Readability vs Reading Level: What Is the Difference?
These two terms get used interchangeably but mean slightly different things. Readability measures how easy text is to read, regardless of the reader. Reading level measures the education required to understand it. A page with a Flesch Reading Ease of 60 is “standard” readability, which corresponds to a reading level of roughly US 8th grade (age 13–14).
For practical purposes, both measures tell you the same thing: who can comfortably read this content. The difference matters mainly for formal audits — government agencies and healthcare organisations often mandate a specific reading level (e.g., "all patient-facing content must be at or below 6th grade") rather than a Flesch score.
Related SEO Content Checks
Readability is one piece of content quality. Once your Flesch score is on target, look at:
- Word count checker — verify you have enough depth for the query.
- Keyword density checker — confirm you are using target terms without stuffing.
- How to write SEO content — the full content playbook.
- How to write title tags — the SERP snippet that earns the click.
- How to write meta descriptions — the 155-character CTR lever.
- Run a full RankNibbler audit to see readability alongside every other on-page factor.

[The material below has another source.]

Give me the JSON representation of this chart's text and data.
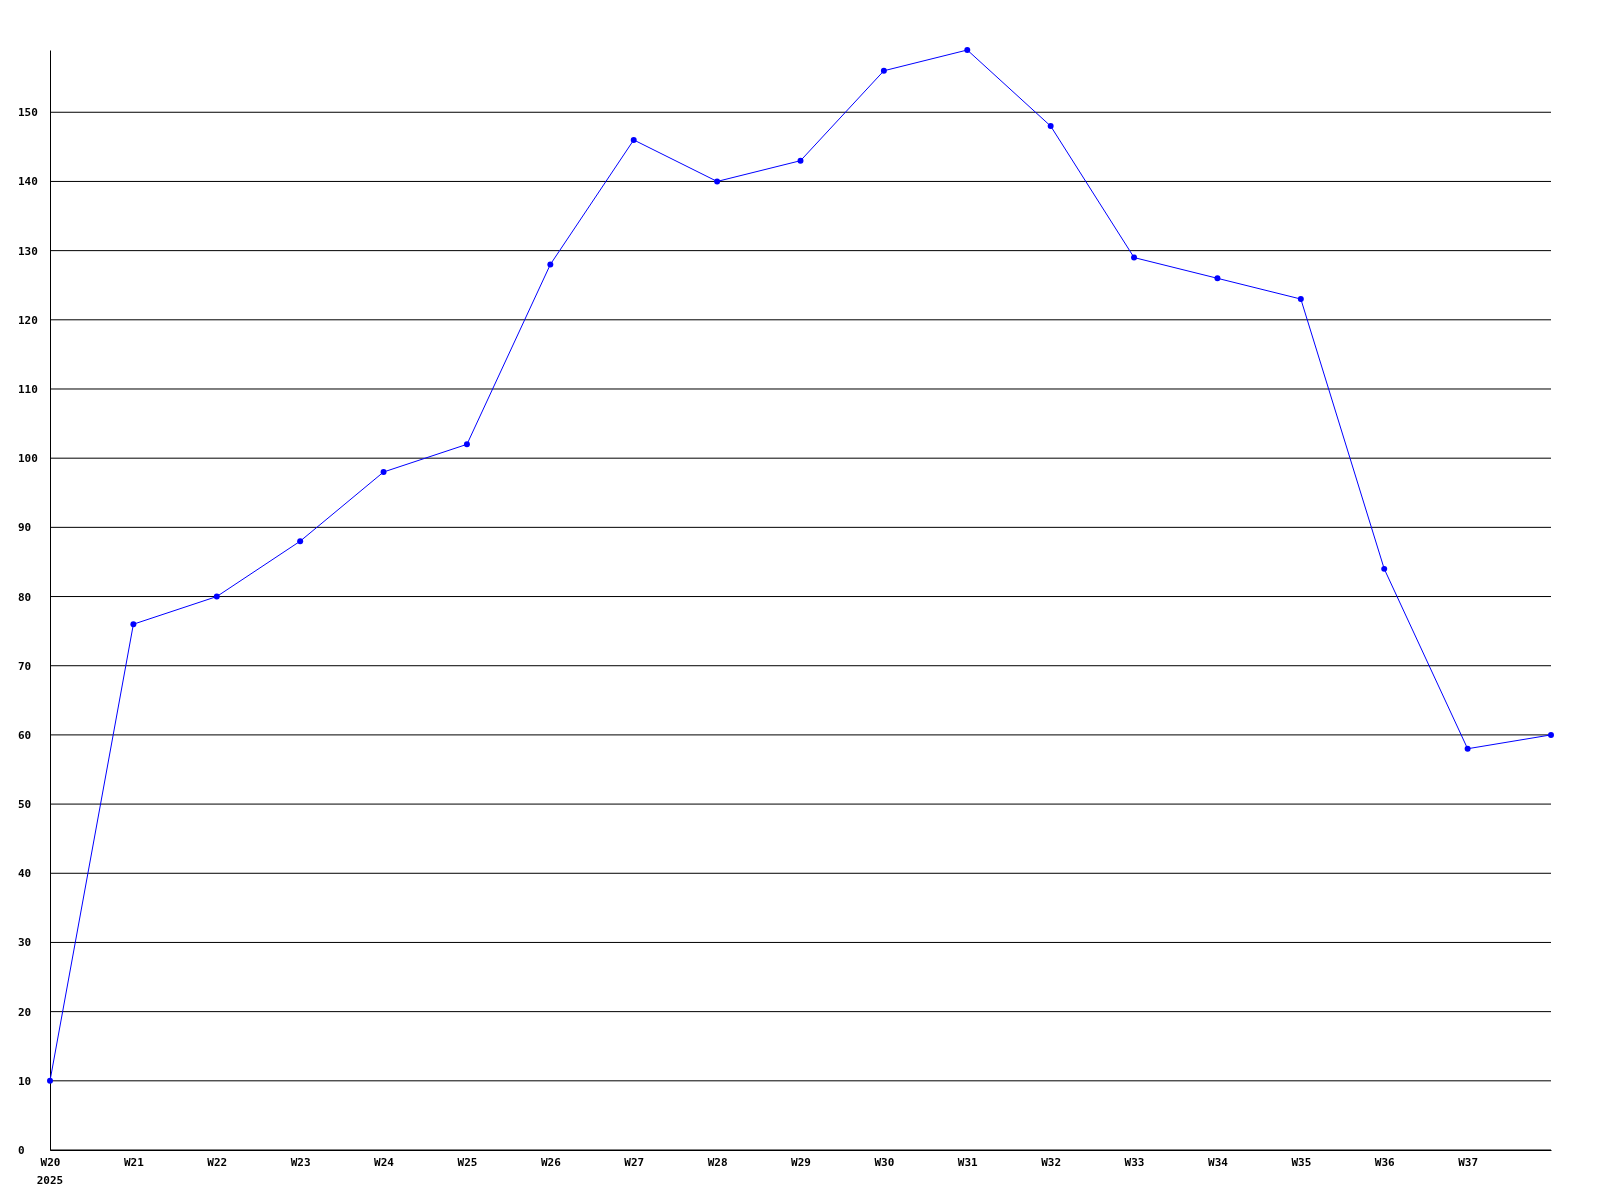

Frequently Asked Questions
Is a higher Flesch score always better?
No. The right score depends on your audience. Consumer-facing content benefits from 70–80. Technical documentation often needs to be in the 45–60 range because precision matters more than simplicity. The goal is to match the reading level your audience expects for the topic.
Does Google use readability as a ranking factor?
Not directly. Google has repeatedly confirmed that Flesch score is not an input to its ranking algorithm. But readability strongly influences user signals (bounce rate, dwell time, click-through rate from SERPs) that do affect rankings. Better readability indirectly improves SEO through better engagement.
Can I check readability without entering a URL?
RankNibbler's main tool checks live URLs. For pasting in draft text, use a writing assistant like Hemingway Editor or the built-in readability stats in Microsoft Word or Google Docs. Once your content is published, come back here for the full audit alongside other SEO checks.
How accurate is the Flesch Reading Ease score?
Very accurate as a relative measure. The formula is deterministic — the same text always produces the same score. It is less accurate as an absolute measure of "difficulty" for any individual reader, because it does not account for background knowledge, topic familiarity, or interest level. Use it to compare versions of the same page, not to make absolute claims about what people can read.
Why is my score different on different tools?
Three reasons. First, different tools extract different text from a page — some include navigation and footer, others do not. Second, syllable-counting algorithms vary slightly between implementations. Third, some tools use modified formulas that weight factors differently. Pick one tool, stick with it, and track changes over time rather than comparing absolute scores across tools.
What counts as a sentence in the readability calculation?
Text ending in a full stop, question mark, or exclamation mark. Abbreviations like "e.g." and "Dr." can throw off sentence counting on some tools; RankNibbler handles the most common cases automatically.